Not only is it easier for more consumers to get good interest rates on their car loans, but they also are likely to have lower monthly payments due to trends in lower interest rates and longer car loans. The Experian study noted that the average auto loan was now one month longer: It's currently 64 months for a new-car loan and 59 months for a used-car loan.
New-car loan interest rates dropped across all credit categories. They ranged from 3.21% to 12.89%, with a 4.56% average across all types of borrowers. Used-car loans ranged from 4.4% to 17.9%, with the only increase for deep subprime buyers with the worst credit. That went up slightly from 17.85% in the first quarter in 2011 to 17.9% in the same quarter in 2012. Loan rates are currently 9.02% for used cars on average.

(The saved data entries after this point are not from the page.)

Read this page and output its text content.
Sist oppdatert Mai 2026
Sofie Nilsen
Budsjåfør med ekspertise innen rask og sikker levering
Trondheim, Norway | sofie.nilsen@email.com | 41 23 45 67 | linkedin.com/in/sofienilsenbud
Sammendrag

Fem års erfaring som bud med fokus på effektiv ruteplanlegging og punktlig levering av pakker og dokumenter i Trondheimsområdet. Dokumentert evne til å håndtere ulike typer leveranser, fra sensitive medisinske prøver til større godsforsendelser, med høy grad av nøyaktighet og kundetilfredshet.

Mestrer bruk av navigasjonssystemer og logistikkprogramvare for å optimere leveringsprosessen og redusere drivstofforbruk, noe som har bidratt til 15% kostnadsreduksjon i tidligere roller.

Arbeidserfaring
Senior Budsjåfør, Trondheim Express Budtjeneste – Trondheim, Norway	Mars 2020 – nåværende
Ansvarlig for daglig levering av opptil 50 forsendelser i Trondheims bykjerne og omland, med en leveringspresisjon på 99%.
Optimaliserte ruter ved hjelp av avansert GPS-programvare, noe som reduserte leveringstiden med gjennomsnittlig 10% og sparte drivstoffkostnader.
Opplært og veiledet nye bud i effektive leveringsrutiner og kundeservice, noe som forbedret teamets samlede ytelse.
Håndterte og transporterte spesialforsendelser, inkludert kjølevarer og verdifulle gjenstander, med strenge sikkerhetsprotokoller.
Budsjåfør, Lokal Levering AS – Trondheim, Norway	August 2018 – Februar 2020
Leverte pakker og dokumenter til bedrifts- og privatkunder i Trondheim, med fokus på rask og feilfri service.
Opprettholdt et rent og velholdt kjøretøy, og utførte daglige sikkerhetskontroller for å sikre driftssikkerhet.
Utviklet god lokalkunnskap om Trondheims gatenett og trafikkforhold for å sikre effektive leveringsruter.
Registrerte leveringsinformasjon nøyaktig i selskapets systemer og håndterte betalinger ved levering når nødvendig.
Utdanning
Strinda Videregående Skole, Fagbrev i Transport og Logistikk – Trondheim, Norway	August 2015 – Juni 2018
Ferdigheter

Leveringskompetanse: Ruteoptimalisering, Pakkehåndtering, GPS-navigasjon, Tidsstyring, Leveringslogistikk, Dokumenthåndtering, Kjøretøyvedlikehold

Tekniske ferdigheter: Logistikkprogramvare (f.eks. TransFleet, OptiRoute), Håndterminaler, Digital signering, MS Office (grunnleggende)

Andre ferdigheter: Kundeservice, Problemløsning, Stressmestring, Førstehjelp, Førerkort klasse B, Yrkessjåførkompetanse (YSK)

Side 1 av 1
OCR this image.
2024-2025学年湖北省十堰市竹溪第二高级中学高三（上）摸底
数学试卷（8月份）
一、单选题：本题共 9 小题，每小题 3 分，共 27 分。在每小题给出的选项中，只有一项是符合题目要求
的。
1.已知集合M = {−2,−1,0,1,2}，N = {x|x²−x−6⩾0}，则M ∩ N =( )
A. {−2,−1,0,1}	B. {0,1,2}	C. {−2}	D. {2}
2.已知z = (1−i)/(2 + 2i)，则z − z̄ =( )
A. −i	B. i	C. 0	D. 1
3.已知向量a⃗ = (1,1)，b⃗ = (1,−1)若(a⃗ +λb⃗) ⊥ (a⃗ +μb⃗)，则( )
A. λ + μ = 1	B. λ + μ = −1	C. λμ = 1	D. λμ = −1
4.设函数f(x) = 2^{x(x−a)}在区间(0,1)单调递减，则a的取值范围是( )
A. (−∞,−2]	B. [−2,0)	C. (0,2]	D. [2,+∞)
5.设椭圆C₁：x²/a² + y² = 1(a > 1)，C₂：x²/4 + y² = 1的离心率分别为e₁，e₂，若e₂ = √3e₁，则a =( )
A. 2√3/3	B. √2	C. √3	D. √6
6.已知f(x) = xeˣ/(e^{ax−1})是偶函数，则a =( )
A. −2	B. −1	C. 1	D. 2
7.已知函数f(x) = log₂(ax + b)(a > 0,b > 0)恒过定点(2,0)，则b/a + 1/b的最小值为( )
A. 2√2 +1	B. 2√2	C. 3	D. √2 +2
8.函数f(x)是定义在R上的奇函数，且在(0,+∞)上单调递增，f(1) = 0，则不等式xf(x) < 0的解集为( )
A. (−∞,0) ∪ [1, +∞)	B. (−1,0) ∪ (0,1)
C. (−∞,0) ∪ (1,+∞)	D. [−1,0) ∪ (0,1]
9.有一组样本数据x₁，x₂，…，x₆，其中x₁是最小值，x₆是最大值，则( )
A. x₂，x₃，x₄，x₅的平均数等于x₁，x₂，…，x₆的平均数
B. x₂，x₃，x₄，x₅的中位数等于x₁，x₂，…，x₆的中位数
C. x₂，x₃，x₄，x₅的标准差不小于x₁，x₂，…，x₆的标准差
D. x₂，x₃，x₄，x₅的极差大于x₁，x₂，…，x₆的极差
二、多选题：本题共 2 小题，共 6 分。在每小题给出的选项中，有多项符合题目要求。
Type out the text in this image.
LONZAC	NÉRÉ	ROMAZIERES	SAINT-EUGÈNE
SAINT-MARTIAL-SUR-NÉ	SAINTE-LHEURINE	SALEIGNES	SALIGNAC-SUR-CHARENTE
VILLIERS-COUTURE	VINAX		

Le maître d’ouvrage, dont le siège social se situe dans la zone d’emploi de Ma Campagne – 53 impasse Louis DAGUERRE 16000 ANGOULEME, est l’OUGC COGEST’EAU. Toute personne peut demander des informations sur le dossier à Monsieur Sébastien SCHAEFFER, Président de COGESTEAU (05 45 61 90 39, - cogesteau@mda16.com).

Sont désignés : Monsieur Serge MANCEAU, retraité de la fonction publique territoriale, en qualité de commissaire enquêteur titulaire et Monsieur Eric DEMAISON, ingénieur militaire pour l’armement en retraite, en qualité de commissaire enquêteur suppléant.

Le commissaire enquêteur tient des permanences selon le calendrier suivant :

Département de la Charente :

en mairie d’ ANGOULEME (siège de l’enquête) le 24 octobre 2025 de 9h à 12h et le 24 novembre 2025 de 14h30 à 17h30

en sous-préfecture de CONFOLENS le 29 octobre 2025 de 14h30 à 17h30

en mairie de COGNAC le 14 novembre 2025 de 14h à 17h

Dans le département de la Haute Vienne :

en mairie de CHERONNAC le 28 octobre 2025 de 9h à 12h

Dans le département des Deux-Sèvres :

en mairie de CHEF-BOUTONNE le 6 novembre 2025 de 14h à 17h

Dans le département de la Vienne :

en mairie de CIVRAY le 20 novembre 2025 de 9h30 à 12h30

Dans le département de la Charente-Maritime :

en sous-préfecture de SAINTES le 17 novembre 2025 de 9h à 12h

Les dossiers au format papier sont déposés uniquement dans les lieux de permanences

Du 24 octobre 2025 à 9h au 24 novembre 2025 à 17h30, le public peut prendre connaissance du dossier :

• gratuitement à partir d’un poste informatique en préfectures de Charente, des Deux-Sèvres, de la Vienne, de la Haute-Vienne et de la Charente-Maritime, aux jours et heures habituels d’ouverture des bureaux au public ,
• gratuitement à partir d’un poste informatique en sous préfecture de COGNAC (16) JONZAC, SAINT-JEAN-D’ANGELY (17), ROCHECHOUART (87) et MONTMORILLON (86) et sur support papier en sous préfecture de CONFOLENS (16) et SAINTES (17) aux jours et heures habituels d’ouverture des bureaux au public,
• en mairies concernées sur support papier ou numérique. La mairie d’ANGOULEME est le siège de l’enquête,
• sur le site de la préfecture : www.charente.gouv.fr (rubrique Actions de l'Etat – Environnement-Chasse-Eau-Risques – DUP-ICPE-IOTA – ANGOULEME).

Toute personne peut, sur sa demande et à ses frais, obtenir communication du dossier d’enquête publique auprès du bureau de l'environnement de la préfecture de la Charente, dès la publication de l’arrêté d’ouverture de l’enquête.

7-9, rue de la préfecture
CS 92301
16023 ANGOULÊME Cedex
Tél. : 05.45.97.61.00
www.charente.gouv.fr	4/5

Many car shoppers are using the longer terms and lower interest rates to buy a more expensive car for nearly the same monthly payment. Consumers financed $25,995 on average for a new car and $17,050 for a used car, representing $589 and $411 increases respectively over the first quarter of 2011. However, monthly payments remained almost identical from last year: $461 on average for new-car loans, a $1 increase over the first quarter 2011, and $346 on average for a used-car loan, a $3 increase.
While financing more car for the same monthly payment can be very appealing, getting a larger auto loan often means you are upside down for a longer period. That can cause financial headaches if the car is totaled in an accident or is stolen.